KeplerGl(data={'Trip Routes': {'index': [0, 1, 2, 3, 4, 5, 6, 7, 8, 9, 10, 11, 12, 13, 14, 15, 16, 17, 18, 19,…

### Map Customization: Arc Layer & Colors

In the Kepler.gl interface, I added an **Arc Layer** to visualize the flow of trips between stations.  
Settings used:

- **Source Position**: `start_lat`, `start_lng`
- **Target Position**: `end_lat`, `end_lng`
- **Color scale**: `trip_count` (orange-red palette)
- **Tooltip**: Enabled to show station names and trip count
- **Filter**: Added slider on `trip_count` to isolate high-volume routes

These settings help identify the most popular bike routes and commuting patterns in NYC.

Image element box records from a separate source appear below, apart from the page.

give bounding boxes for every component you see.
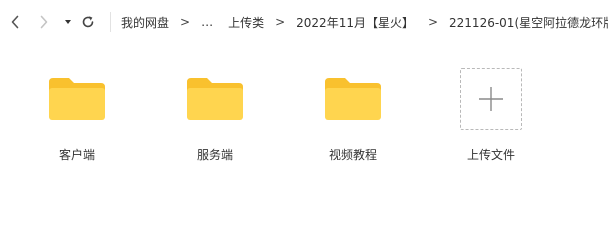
breadcrumb-item-root[interactable]: 我的网盘 xyxy=(121,14,169,31)
chevron-right-icon xyxy=(40,15,48,29)
upload-dropzone[interactable] xyxy=(460,68,522,130)
folder-name: 客户端 xyxy=(58,148,95,162)
folder-icon xyxy=(49,78,105,120)
breadcrumb-ellipsis[interactable]: … xyxy=(201,15,214,29)
folder-tile-server[interactable]: 服务端 xyxy=(170,60,260,170)
breadcrumb-separator: > xyxy=(180,15,191,29)
folder-name: 视频教程 xyxy=(328,148,377,162)
plus-icon xyxy=(479,87,503,111)
breadcrumb-item-month[interactable]: 2022年11月【星火】 xyxy=(296,14,414,31)
forward-button[interactable] xyxy=(35,12,53,32)
breadcrumb: 我的网盘 > … 上传类 > 2022年11月【星火】 > 221126-01(… xyxy=(121,13,608,31)
caret-down-icon xyxy=(65,20,71,24)
back-button[interactable] xyxy=(6,12,24,32)
upload-file-tile[interactable]: 上传文件 xyxy=(446,60,536,170)
breadcrumb-item-current[interactable]: 221126-01(星空阿拉德龙环版) xyxy=(449,14,608,31)
breadcrumb-separator: > xyxy=(427,15,439,29)
chevron-left-icon xyxy=(11,15,19,29)
file-grid: 客户端 服务端 视频教程 上传文件 xyxy=(0,60,608,170)
folder-icon xyxy=(325,78,381,120)
history-dropdown-button[interactable] xyxy=(59,12,77,32)
toolbar-divider xyxy=(110,12,111,32)
refresh-button[interactable] xyxy=(79,12,97,32)
folder-tile-client[interactable]: 客户端 xyxy=(32,60,122,170)
toolbar: 我的网盘 > … 上传类 > 2022年11月【星火】 > 221126-01(… xyxy=(0,0,608,44)
folder-tile-video-tutorial[interactable]: 视频教程 xyxy=(308,60,398,170)
folder-name: 服务端 xyxy=(196,148,233,162)
breadcrumb-separator: > xyxy=(275,15,286,29)
refresh-icon xyxy=(82,16,94,28)
upload-label: 上传文件 xyxy=(466,148,515,162)
breadcrumb-item-upload-category[interactable]: 上传类 xyxy=(228,14,264,31)
folder-icon xyxy=(187,78,243,120)
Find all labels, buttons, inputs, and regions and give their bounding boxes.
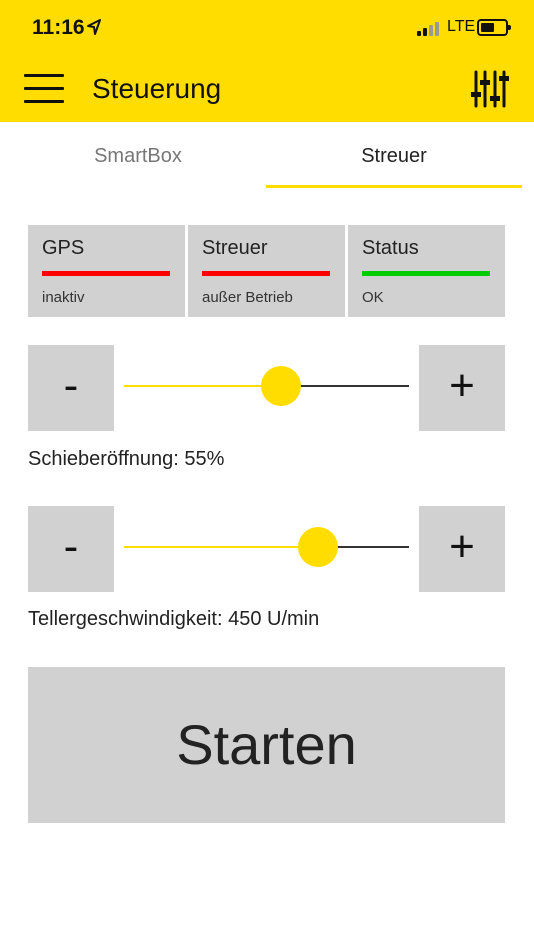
card-title: Streuer [202,237,268,259]
opening-increase-button[interactable]: + [419,345,505,431]
status-card-gps: GPS inaktiv [28,225,185,317]
card-title: GPS [42,237,85,259]
card-value: OK [362,289,384,306]
speed-increase-button[interactable]: + [419,506,505,592]
slider-thumb[interactable] [260,366,301,406]
sliders-icon[interactable] [470,68,510,110]
location-arrow-icon [87,19,101,35]
page-title: Steuerung [92,73,222,104]
slider-thumb[interactable] [297,527,338,567]
tab-smartbox[interactable]: SmartBox [12,122,264,190]
speed-label: Tellergeschwindigkeit: 450 U/min [28,608,320,630]
signal-icon [417,22,441,36]
tab-bar: SmartBox Streuer [0,122,534,190]
opening-slider[interactable] [124,366,409,406]
status-card-status: Status OK [348,225,505,317]
status-card-streuer: Streuer außer Betrieb [188,225,345,317]
opening-decrease-button[interactable]: - [28,345,114,431]
opening-label: Schieberöffnung: 55% [28,448,225,470]
status-indicator-bar [362,271,490,276]
app-header: 11:16 LTE Steuerung [0,0,534,122]
battery-icon [477,19,511,36]
status-time: 11:16 [32,16,85,39]
hamburger-icon [24,74,64,77]
tab-streuer[interactable]: Streuer [266,122,522,190]
start-button[interactable]: Starten [28,667,505,823]
card-value: außer Betrieb [202,289,293,306]
speed-slider[interactable] [124,527,409,567]
menu-button[interactable] [24,72,66,106]
network-label: LTE [447,18,476,35]
speed-decrease-button[interactable]: - [28,506,114,592]
card-value: inaktiv [42,289,85,306]
card-title: Status [362,237,419,259]
status-indicator-bar [42,271,170,276]
active-tab-indicator [266,185,522,188]
status-indicator-bar [202,271,330,276]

### Observations and Insights

By applying the `trip_count` filter, the most common trips occur in **Midtown Manhattan**, near transportation hubs like Penn Station and Grand Central.  
Other busy zones include:

- Downtown Brooklyn and Lower Manhattan
- Central Park area during weekends

This reflects known commuter and tourism patterns in NYC.  
According to NYC Open Data, weekday rush hours are the busiest for CitiBike usage.


In [6]:
# 7. Save config file
config = map_routes.config
import json
with open('kepler_trip_routes_config.json', 'w') as f:
    json.dump(config, f)

# 8. Export map as HTML
map_routes.save_to_html(file_name='citibike_trip_routes.html')


Map saved to citibike_trip_routes.html!


### Saving Map Output

We save the customized map's configuration as a `.json` file and export the entire interactive map as an `.html` file to be included in the project submission and dashboard.


### Final Submission Notes

Before pushing to GitHub, large files such as the dataset (over 25 MB) were removed from the folder to comply with GitHub's file size limit.

Files submitted:
- This notebook (`kepler_trip_routes_dashboard.ipynb`)
- Map HTML file (`citibike_trip_routes.html`)
- Config JSON file (`kepler_trip_routes_config.json`)
- GitHub link: *[insert your repo URL here]*

Mentor can open the HTML file directly in browser to view the interactive Kepler map.